競争に勝ち抜くためのクラウド
コスト削減のためのテクニック
コストチューニングのコツについて理解するために、IBM MCCSにおける料金体系をもう少し詳細に紹介していきます。
このサービスは月次ごとに必要なIT資源量を設定、課金することができるため、季節変動や繁忙期など一時的にピークを迎えるような使い方に柔軟に対応することが可能です(図2参照)。
また、開発やテストのため一時的にサーバー資源が必要な場合においても、迅速に対応することが可能です。そして、突然のバーストについても動的に資源追加(使い終わったら削除)、課金が行われるため、必要最低限のコストでIT運営を実現できます。
また、あまり重要ではないサーバーについては、CPU使用率の下限、もしくはそれ以下に設定し、高いパフォーマンスを必要としたアプリケーションや重要サーバーについては、中間もしくは上限に設定することで、ビジネスモデルや売り上げに合致したIT投資を実現することができ、結果として経営に貢献することができます。
そして、あればあるだけIT資源を使ってしまうようなアプリケーションにおいては、パフォーマンス要件に合わせて割り当てるIT資源量を抑制設定することが可能です。
ですから、予算やビジネス状況によって柔軟にITコストをコントロールすることができ、システム全体の最適化を行うと同時に安定稼働を保証できます。
IBM MCCS(クラウド化)へのハードル
ここまで、IBM MCCSが提供するコスト削減や迅速性、拡張性や柔軟性について説明してきました。
それでは、全く何も助走のない状態でいきなりIBM MCCSを利用(クラウド化)することができるのでしょうか。
その答えは、半分「Yes」で半分「No」です。
ハードウエアに直接命令を出すようなプログラムの少ないIAの環境においては、仮想化された環境での制約がほとんどないため、現状のサーバー群をこのIBM MCCSに乗せ替えて利用することはおおむね容易ですし、比較的早い段階でその恩恵を享受することが可能になります。
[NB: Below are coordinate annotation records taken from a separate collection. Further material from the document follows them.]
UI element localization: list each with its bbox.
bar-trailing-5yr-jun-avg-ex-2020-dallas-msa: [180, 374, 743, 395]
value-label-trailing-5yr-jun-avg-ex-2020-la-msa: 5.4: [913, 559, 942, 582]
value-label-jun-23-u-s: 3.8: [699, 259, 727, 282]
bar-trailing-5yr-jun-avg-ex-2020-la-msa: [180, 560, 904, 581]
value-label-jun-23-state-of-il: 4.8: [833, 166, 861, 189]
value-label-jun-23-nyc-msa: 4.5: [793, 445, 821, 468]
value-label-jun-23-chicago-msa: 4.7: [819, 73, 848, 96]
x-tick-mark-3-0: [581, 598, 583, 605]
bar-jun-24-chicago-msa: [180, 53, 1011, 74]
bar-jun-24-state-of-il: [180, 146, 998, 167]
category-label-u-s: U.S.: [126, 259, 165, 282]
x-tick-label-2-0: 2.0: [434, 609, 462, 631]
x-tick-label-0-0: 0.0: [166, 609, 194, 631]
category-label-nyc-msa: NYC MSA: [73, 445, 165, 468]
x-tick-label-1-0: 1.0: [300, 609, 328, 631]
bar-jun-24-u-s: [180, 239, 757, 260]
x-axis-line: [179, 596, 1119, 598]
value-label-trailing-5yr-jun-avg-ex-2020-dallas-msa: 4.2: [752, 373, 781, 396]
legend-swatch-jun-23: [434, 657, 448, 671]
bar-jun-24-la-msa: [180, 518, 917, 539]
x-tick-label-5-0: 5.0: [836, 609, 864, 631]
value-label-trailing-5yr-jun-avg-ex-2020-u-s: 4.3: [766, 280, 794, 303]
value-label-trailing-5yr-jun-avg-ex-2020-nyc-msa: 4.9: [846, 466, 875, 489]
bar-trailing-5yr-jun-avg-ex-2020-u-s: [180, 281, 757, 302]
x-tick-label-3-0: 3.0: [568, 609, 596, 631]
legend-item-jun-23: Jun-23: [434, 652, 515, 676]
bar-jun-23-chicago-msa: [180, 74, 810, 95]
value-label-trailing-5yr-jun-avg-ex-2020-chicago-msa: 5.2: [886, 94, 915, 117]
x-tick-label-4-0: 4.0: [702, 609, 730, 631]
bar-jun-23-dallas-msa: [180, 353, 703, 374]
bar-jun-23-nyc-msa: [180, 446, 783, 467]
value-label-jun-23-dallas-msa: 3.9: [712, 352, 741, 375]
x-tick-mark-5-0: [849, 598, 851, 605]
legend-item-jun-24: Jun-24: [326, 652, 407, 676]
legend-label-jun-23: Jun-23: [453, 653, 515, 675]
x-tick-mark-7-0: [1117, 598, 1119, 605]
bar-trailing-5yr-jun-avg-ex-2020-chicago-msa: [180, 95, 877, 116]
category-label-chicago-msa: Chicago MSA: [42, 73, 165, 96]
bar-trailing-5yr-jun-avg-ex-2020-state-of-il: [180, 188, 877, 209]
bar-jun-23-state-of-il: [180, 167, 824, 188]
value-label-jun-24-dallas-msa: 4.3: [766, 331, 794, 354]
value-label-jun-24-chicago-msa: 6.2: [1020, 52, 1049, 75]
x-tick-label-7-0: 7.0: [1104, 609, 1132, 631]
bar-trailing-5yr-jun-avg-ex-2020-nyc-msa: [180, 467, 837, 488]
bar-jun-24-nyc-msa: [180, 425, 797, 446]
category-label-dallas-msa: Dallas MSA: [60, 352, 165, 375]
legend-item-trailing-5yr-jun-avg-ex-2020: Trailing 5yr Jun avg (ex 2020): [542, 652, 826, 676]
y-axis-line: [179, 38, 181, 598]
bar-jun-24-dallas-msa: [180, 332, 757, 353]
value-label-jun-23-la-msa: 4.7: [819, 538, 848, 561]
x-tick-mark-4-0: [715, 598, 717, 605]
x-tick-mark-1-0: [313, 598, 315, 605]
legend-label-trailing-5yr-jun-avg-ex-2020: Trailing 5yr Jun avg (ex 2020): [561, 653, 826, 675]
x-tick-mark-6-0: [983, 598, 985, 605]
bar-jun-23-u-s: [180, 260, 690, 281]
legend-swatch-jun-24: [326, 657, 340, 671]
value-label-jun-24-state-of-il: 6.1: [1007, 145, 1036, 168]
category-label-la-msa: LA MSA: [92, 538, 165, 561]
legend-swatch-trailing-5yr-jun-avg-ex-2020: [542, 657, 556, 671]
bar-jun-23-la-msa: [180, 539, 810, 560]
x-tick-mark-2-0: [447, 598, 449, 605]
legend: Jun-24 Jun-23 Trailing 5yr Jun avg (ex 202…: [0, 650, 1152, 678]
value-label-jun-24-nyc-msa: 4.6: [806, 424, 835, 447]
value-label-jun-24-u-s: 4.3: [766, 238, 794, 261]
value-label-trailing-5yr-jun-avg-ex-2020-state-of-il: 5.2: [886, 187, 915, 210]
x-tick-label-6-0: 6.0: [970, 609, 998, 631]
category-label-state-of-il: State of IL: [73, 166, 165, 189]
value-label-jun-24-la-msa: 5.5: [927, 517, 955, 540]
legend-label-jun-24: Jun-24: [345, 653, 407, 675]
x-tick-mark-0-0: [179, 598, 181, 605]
ここまでが「半分Yes」の理由です。
ただし、マルチOSレベルやマルチミドルウエアの環境では何種類ものサービスカタログが必要になり、この管理、メンテナンスだけで相当のワークロードとコストがかかってしまいます。
これではせっかくクラウドの環境に移行できたとしても部分的な効果しか得られず、十分な結果へ導くことができません。ここが「半分No」の理由となります。
加えて、IBM MCCSは企業向けクラウドであることから非常に高いセキュリティーを実現しており、現状、セキュリティーにあまり大きな関心が払われていないようなお客さまの場合、セキュリティーに対する理解や文化を変革しなければならず、そのプロセスや高いセキュリティーレベルが非常に面倒に感じることが危惧(きぐ)されます。
また、IBM MCCSはIT資源と運用が「雲(クラウド)」の中にあるということを正しく理解することが必要です。
「どこに何の機器が何台あって、何を使って何人で運用しているのか」ということではなく、COM(Conceptual Operational Modeling)のフェーズでの要件設計に注力し、SOM(Specified Operational Modeling)やPOM(Physical Operation Modeling)についてはクラウドに任せ(アウトソース)、SLAや契約でこれを管理することが重要です。
これらは簡単なことではありませんが、文化と風土の変革が求められている現代では、IT構造改革のひとつとしてとらえ強く推し進めていくことが重要です。